5. **Review and Confirm**:
   - Review your settings to ensure accuracy and confirm to create the budget.

---

## External Tables in AWS Athena
### What is an External Table?
- **Definition**: 
  - An external table in AWS Athena allows you to query data stored in S3 without the need for loading it into a database.
  - It provides a way to run SQL queries directly from the data stored in S3, treating it as a performable dataset.

### Steps to Create an External Table:
1. **Use the AWS Athena Console**:
    - Navigate to the Athena service in the AWS Management Console.

2. **Select Database**:
   - Choose the database where you want to create the external table.

3. **Run SQL Command**:
   - Use the following SQL syntax to create your external table:
   ```sql
   CREATE EXTERNAL TABLE my_table (
       id INT,
       name STRING,
       age INT
   )
   ROW FORMAT DELIMITED 
   FIELDS TERMINATED BY ','
   STORED AS TEXTFILE
   LOCATION 's3://my-bucket/data/';
   ```
   - Make sure to replace `'s3://my-bucket/data/'` with the actual S3 path where your data files are stored.

---

## Conclusion
### Review of Key Concepts
1. **Kafka as a Streaming Platform**:
   - Understand Kafka's role in handling high-throughput, fault-tolerant messaging for real-time updates, such as stock prices.

2. **Setting Up in AWS**:
   - Knowledge of launching EC2 instances, setting up Kafka and Zookeeper, and managing lifecycle (start/stop/terminate).

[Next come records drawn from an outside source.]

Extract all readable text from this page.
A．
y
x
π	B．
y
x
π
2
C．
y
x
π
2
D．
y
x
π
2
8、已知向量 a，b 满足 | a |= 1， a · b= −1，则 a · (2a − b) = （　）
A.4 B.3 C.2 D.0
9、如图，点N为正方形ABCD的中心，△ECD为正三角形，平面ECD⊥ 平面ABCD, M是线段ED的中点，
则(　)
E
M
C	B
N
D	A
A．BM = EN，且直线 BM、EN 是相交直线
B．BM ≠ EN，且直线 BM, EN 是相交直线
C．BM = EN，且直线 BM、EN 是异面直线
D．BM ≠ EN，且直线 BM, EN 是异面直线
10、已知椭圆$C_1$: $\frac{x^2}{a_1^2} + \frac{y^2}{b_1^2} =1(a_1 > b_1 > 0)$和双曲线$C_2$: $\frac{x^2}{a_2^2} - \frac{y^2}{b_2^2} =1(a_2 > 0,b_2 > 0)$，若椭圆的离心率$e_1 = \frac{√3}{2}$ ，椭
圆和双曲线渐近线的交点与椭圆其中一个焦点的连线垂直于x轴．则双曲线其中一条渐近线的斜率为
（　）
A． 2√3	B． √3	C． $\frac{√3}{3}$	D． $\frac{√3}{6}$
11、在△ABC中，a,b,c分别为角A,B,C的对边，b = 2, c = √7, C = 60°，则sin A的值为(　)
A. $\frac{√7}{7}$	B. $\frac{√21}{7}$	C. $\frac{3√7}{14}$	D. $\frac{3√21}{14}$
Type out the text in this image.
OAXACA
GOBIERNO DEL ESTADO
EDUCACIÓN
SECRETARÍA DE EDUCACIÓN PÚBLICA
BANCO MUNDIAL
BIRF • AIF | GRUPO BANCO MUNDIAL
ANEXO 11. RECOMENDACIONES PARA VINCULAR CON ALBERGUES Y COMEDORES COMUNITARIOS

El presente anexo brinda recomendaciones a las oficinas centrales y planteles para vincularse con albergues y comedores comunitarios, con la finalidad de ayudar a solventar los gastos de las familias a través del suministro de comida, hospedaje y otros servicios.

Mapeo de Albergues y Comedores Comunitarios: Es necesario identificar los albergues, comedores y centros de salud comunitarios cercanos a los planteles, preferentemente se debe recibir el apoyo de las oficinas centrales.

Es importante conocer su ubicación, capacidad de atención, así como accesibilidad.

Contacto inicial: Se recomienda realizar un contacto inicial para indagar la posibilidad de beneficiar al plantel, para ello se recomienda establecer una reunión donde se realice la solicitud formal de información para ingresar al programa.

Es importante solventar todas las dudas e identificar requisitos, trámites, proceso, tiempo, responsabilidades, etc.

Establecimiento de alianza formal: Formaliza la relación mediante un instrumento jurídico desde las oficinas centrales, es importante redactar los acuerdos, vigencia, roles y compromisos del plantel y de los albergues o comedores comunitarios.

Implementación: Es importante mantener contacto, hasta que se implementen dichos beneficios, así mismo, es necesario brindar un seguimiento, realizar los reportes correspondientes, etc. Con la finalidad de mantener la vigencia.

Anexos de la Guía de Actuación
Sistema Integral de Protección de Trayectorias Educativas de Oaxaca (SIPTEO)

3. **Real-Time Processing and Analysis**:
   - Combine tools like AWS Glue for ETL processes, AWS Athena for querying, and integration of alerts through AWS Lambda.

4. **Cost Management**:
   - Setting up a Zero Spend Budget is essential for managing costs effectively in AWS, especially for beginners.

5. **Database Interactions**:
   - Utilize external tables effectively in Athena, allowing flexible analysis of data located in S3.

---

## Next Steps
- **Practice Deployment**: 
  - Ensure that all utility components (Kafka, Zookeeper, EC2 instances) are practiced.
  - Explore real-time data ingestion through Kafka by simulating stock price updates.

- **Engage with AWS Services**: 
  - Familiarize yourself with other relevant services such as AWS Glue for ETL, AWS Lambda for serverless processing, and AWS SageMaker for model deployment.

- **Discussion and Troubleshooting**: 
  - Be prepared to share insights or challenges faced during implementations in the next class session so solutions can be collaboratively identified.